According to Conrad, with the January 1, 2000 deadline looming for compliance with new IMO standards
regarding NOx emissions (see related story, page 74), Cummins is prepared to support its customers by having a full range of IMO compliant engines available in countries covered by the IMO treaty. While
Conrad admits that this has presented some challenges, he said the task was made simpler since the U.S. Environmental Protection Agency (EPA) has regulated emissions in other diesel markets since 1992. Product upgrades are already underway at Cummins to meet these more stringent restrictions through an increased use of electronics, advance air handling techniques and other modifications. The manufacturer's commitment is substantiated by the fact that, according to Cartwright, 75 percent of test cell time (currently) is spent on the legislative side of emissions, a measure taken to ensure that the entire product line-up will be compliant with IMO regs by the end of 1999.
While the responsibility is on the vessel owner operator to prove a propulsion package's compliance, Conrad believes
it is smart planning to arm customers with the necessary technical documentation. "It is our position at Cummins that we should protect our customers in regard to the MARPOL 73/78 regulations, including proper engine documentation in addition to the Lloyds Registry certification. At the same time we will continue to offer the same wide range of horsepower with the quality products that have earned us a growing stake in the worldwide marine market."

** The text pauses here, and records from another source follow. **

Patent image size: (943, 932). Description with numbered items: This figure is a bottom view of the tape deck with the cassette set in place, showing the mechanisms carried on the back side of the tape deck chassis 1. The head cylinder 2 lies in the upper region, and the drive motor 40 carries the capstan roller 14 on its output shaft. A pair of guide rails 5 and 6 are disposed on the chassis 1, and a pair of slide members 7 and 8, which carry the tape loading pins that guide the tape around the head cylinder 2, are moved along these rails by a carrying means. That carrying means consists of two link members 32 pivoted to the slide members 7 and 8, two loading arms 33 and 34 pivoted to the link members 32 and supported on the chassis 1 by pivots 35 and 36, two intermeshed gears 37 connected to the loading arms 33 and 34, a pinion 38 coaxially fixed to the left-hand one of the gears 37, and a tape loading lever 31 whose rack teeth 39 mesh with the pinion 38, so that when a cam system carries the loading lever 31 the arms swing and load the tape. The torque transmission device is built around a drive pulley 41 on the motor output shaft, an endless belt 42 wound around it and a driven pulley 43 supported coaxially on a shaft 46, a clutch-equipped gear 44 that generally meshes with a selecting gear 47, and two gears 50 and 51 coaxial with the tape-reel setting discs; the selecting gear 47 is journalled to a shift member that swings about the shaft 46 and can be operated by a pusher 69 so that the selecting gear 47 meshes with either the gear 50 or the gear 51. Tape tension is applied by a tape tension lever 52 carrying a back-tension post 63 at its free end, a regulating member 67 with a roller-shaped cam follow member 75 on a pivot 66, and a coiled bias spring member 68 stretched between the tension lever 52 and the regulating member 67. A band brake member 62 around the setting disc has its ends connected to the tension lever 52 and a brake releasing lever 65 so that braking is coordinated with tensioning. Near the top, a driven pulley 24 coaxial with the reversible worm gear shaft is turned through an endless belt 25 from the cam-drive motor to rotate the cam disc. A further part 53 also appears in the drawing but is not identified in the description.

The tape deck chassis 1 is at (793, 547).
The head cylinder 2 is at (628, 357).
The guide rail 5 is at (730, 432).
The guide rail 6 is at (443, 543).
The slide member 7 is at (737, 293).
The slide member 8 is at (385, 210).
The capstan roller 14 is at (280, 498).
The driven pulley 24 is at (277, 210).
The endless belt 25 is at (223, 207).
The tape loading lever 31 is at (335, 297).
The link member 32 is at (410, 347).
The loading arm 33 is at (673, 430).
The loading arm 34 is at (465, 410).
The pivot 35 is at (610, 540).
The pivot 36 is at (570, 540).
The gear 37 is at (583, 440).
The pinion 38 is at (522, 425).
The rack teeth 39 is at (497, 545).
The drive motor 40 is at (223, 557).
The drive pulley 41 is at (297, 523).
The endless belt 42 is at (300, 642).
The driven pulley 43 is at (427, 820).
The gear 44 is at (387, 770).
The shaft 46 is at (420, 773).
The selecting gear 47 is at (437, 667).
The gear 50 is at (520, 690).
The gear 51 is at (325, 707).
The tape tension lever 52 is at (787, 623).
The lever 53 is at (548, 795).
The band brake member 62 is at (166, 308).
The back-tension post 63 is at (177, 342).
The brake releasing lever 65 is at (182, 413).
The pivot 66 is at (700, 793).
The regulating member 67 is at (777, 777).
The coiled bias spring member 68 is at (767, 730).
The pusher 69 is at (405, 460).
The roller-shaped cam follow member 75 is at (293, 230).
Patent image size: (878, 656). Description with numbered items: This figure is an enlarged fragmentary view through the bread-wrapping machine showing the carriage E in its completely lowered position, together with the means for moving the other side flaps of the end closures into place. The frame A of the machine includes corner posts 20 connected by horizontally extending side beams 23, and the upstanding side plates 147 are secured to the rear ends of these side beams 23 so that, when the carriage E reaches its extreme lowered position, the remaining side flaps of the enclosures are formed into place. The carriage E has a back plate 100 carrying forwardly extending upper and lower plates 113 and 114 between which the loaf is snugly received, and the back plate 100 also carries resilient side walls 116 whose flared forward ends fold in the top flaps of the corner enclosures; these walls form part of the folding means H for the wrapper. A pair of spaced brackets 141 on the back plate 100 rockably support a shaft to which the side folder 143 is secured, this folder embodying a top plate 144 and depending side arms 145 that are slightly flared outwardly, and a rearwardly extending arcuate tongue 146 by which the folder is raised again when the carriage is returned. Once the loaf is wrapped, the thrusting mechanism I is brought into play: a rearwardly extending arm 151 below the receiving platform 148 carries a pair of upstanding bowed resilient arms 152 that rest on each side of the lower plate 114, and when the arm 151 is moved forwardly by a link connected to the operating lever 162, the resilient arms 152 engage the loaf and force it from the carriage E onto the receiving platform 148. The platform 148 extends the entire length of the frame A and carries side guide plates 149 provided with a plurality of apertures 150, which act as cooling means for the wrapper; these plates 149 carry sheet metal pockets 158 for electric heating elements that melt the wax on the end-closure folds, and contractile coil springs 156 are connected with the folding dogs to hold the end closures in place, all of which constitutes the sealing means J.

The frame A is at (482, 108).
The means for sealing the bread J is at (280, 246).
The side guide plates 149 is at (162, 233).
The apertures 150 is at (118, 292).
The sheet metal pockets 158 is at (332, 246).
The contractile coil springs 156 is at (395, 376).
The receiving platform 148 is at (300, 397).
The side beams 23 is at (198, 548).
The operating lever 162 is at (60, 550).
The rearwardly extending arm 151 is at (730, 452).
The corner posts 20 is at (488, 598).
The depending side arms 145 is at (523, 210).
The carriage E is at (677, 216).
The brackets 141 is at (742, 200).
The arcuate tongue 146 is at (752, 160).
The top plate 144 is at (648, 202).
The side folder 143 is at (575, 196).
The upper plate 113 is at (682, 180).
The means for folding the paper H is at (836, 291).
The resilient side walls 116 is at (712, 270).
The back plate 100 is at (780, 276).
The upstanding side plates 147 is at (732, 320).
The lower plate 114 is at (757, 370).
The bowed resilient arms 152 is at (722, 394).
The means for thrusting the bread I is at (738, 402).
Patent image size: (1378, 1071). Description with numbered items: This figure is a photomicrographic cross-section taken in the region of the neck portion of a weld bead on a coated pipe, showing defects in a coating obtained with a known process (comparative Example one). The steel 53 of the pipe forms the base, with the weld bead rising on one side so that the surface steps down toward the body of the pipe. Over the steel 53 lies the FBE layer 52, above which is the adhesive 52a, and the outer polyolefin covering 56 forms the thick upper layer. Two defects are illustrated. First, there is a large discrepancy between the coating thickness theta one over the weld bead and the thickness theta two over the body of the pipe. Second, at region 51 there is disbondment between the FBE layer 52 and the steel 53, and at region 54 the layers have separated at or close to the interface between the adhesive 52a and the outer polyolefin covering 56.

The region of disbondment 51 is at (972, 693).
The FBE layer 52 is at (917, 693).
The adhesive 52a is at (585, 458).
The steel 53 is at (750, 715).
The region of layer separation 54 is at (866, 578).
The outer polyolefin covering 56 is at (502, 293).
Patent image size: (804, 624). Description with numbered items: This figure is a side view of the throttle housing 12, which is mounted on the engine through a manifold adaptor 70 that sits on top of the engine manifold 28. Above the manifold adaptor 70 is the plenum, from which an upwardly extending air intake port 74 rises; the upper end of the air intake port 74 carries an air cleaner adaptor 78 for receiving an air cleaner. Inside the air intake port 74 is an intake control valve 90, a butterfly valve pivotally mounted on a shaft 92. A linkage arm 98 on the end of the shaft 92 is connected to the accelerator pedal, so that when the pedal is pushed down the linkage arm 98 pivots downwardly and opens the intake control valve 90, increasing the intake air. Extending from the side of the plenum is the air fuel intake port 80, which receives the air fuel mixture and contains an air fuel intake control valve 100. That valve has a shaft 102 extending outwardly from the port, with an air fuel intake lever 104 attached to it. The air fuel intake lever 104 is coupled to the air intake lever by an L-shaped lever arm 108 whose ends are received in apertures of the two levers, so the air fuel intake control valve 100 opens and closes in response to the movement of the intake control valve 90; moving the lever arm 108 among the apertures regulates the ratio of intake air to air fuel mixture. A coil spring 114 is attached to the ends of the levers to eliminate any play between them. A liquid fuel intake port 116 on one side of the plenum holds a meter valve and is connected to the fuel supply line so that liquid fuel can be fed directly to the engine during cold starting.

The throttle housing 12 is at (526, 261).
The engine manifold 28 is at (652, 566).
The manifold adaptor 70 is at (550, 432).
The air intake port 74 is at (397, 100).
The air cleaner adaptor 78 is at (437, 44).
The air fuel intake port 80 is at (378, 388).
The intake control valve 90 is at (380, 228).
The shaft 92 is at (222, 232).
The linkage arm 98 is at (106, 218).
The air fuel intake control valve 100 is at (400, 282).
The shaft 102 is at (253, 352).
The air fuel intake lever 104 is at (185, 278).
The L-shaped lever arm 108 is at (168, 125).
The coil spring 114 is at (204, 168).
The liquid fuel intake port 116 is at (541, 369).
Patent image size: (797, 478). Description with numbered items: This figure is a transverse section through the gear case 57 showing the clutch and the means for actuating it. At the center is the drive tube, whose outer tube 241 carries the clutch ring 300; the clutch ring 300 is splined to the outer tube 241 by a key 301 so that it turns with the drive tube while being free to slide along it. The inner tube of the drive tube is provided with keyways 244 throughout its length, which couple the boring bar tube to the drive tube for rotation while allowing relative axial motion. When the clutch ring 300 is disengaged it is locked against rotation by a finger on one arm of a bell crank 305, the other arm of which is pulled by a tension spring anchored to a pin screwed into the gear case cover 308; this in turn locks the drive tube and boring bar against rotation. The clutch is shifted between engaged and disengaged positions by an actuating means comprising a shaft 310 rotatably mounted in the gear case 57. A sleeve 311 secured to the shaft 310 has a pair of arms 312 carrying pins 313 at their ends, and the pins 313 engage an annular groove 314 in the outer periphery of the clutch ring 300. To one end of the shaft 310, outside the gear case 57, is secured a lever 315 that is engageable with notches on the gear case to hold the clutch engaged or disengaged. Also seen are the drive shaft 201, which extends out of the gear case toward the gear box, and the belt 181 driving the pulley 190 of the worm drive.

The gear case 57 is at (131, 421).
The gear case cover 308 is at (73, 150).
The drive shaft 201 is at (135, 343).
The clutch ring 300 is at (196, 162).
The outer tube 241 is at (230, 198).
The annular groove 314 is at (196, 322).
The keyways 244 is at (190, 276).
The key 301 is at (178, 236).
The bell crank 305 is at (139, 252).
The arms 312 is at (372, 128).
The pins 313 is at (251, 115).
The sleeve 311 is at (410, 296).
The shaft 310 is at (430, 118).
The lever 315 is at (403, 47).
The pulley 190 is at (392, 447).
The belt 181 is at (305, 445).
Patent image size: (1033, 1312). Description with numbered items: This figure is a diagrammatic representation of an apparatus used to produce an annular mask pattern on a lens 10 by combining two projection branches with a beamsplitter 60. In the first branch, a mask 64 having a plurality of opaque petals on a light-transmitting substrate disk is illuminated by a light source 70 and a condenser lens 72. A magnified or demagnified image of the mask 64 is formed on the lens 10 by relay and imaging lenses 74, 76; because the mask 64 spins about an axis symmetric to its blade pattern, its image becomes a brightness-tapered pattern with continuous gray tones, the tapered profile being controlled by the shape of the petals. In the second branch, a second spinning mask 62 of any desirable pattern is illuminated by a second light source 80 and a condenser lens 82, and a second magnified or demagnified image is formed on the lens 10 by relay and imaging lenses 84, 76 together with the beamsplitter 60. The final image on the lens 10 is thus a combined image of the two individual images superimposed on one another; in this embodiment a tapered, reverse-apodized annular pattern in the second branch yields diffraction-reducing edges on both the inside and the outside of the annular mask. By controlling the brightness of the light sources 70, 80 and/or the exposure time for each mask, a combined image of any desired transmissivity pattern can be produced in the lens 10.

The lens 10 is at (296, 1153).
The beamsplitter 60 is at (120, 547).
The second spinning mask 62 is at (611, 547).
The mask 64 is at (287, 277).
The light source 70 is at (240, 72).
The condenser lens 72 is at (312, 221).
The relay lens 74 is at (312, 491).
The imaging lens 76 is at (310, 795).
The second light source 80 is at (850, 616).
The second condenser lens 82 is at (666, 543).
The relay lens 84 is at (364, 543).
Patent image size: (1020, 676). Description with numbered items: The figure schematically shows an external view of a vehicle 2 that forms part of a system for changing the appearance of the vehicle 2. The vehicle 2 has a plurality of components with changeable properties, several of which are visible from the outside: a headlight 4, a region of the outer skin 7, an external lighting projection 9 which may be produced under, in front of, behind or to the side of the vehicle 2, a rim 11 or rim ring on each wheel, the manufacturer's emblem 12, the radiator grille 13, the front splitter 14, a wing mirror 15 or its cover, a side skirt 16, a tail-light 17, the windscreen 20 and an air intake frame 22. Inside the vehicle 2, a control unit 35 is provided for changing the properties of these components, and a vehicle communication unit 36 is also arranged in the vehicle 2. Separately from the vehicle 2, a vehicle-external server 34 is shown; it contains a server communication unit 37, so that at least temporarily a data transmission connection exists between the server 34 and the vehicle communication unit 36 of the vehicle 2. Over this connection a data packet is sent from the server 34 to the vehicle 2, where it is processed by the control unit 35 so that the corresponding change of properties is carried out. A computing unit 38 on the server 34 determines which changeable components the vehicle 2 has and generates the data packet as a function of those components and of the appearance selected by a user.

And while marine players have been hit with a seeming barrage of rules and regulations regarding operational parameters in recent year, Cartwright notes that the marine industry is a good 25 years behind the automotive world. But it will soon change. "The interesting thing in the marine world, is that we will very quickly catch up to the automotive side in terms of emission level, by 20 1 0 we may be only a few years behind, versus now 25 years.
In fact, engine line production and enhancement will be significantly stepped-up in the new century, as Cartwright and company plan for compliance with future regulations. He said that advances in low temperature after-cooling and electronic control, in particular will be important to comply with next generation, EPA-driven requirements, that will potentially incorporate NOx, particulates and CO, as well as potentially noise.